Lyra was at his side instantly, her small hands grabbing his massive arm, steadying him. The forbidden flame erupted, followed by the stabilising pulse. He leaned on her, accepting the searing, agonising life support.

"Take the comms," the Saint rasped, his voice heavy with the fresh pain. "We need to go. Now."

Lyra grabbed Xiel's wrist, ripping the Archon's personal comms unit from his armour. As she did, the unit crackled to life, not with static, but with a deep, chilling voice.

"A tempting prize, Executioner. You kill Seraphiel's hound. And I kill your hope."
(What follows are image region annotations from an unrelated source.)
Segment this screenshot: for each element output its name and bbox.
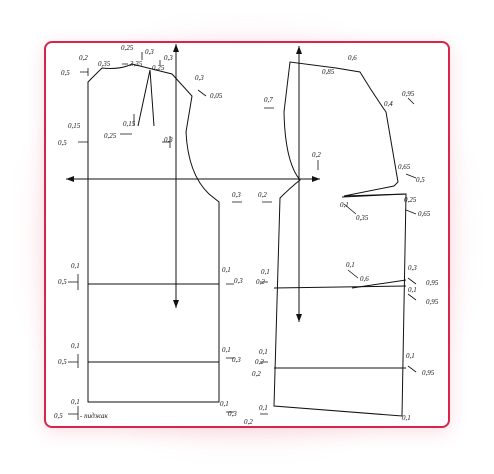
label-front-07: 0,7 — [264, 96, 273, 104]
label-back-335: 3,35 — [129, 60, 143, 68]
label-front-l02b: 0,2 — [256, 278, 265, 286]
label-back-right-03b: 0,3 — [234, 277, 243, 285]
label-back-05a: 0,5 — [61, 69, 70, 77]
label-back-05c: 0,5 — [58, 278, 67, 286]
label-front-r01: 0,1 — [408, 286, 417, 294]
label-front-l02c: 0,2 — [255, 358, 264, 366]
label-back-03b: 0,3 — [164, 54, 173, 62]
label-front-025: 0,25 — [404, 196, 417, 204]
label-front-l01a: 0,1 — [261, 268, 270, 276]
label-back-025b: 0,25 — [152, 64, 165, 72]
label-front-065: 0,65 — [398, 163, 411, 171]
label-back-025: 0,25 — [121, 44, 134, 52]
label-front-085: 0,85 — [322, 68, 335, 76]
label-back-015a: 0,15 — [68, 122, 81, 130]
back-dart — [137, 69, 155, 127]
label-back-right-01c: 0,1 — [220, 400, 229, 408]
label-back-015b: 0,15 — [123, 120, 136, 128]
label-front-095b: 0,95 — [426, 298, 439, 306]
label-front-05: 0,5 — [416, 176, 425, 184]
label-back-005: 0,05 — [210, 92, 223, 100]
front-bust-dart — [341, 193, 407, 198]
label-front-095a: 0,95 — [426, 279, 439, 287]
label-front-06: 0,6 — [348, 54, 357, 62]
label-back-03a: 0,3 — [145, 48, 154, 56]
label-back-right-01b: 0,1 — [222, 346, 231, 354]
label-front-l02e: 0,2 — [244, 418, 253, 426]
label-back-03d: 0,3 — [164, 136, 173, 144]
label-front-m01: 0,1 — [340, 201, 349, 209]
label-front-065b: 0,65 — [418, 210, 431, 218]
label-front-095: 0,95 — [402, 90, 415, 98]
label-back-01c: 0,1 — [71, 398, 80, 406]
label-front-r01b: 0,1 — [406, 352, 415, 360]
label-back-pidzhak: - пиджак — [80, 412, 109, 420]
label-front-r01c: 0,1 — [402, 414, 411, 422]
label-back-025c: 0,25 — [104, 132, 117, 140]
label-front-l01b: 0,1 — [259, 348, 268, 356]
label-back-01a: 0,1 — [71, 262, 80, 270]
pattern-image-frame: 0,2 0,25 0,3 0,3 0,5 0,35 3,35 0,25 0,3 … — [44, 41, 450, 428]
front-hip-line — [273, 285, 407, 289]
label-back-035: 0,35 — [98, 60, 111, 68]
label-back-05d: 0,5 — [58, 358, 67, 366]
label-back-01b: 0,1 — [71, 342, 80, 350]
label-front-04: 0,4 — [384, 100, 393, 108]
label-front-l02: 0,2 — [258, 191, 267, 199]
label-front-02: 0,2 — [312, 151, 321, 159]
label-back-05e: 0,5 — [54, 412, 63, 420]
label-back-02: 0,2 — [79, 54, 88, 62]
label-front-r03: 0,3 — [408, 264, 417, 272]
label-front-06b: 0,6 — [360, 275, 369, 283]
label-front-l01d: 0,1 — [259, 404, 268, 412]
front-piece-outline — [273, 61, 407, 417]
front-waist-dart — [351, 279, 407, 289]
label-front-l02d: 0,2 — [252, 370, 261, 378]
label-front-095c: 0,95 — [422, 369, 435, 377]
label-back-right-03d: 0,3 — [228, 410, 237, 418]
label-front-m01b: 0,1 — [346, 261, 355, 269]
back-piece-outline — [87, 63, 220, 403]
garment-pattern-drawing: 0,2 0,25 0,3 0,3 0,5 0,35 3,35 0,25 0,3 … — [54, 44, 439, 426]
label-back-03c: 0,3 — [195, 74, 204, 82]
label-back-right-03c: 0,3 — [232, 356, 241, 364]
label-back-05b: 0,5 — [58, 139, 67, 147]
label-front-035: 0,35 — [356, 214, 369, 222]
label-back-right-03: 0,3 — [232, 191, 241, 199]
label-back-right-01a: 0,1 — [222, 266, 231, 274]
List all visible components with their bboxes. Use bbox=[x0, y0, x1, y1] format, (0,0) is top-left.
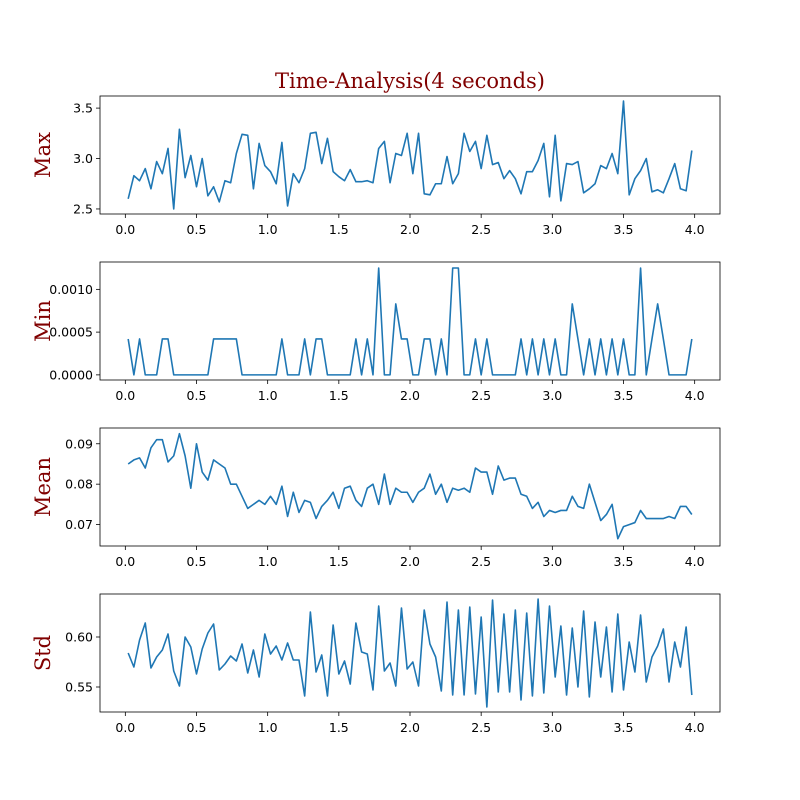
x-tick-label: 4.0 bbox=[685, 222, 705, 237]
x-tick-label: 4.0 bbox=[685, 720, 705, 735]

The Saint went rigid. The voice belonged to the Black Cardinal.

"You will meet me at the Threshold before dawn. Bring the Fragment. Or watch the mortal's history turn to ash."

The Archon's comms unit went silent. The threat was clear: the Black Cardinal had been watching, waiting, and now he was moving to seize control of the situation. He was challenging the Saint to a direct exchange—Lyra for his ultimate, dark ambition.

"He knows about the Fragment," Lyra whispered, her face pale, clinging to the Saint. "He knows everything."

"He knows about us," the Saint corrected, looking down at her, silver eyes blazing with a fierce, terrible resolution. "He knows you are my weakness. And my only strength."

The Saint looked at the two blades in his hand. He channelled the raw, struggling power of Veritas into Sanctus. The crimson blade devoured the white light, absorbing its truth, making the Judgment his own. The blades fused, and Sanctus settled, its crimson light now bearing faint, shimmering lines of white—a more terrible, complex power.

He lifted Lyra into his arms. "The duel is over. The war begins now. We go to the Threshold."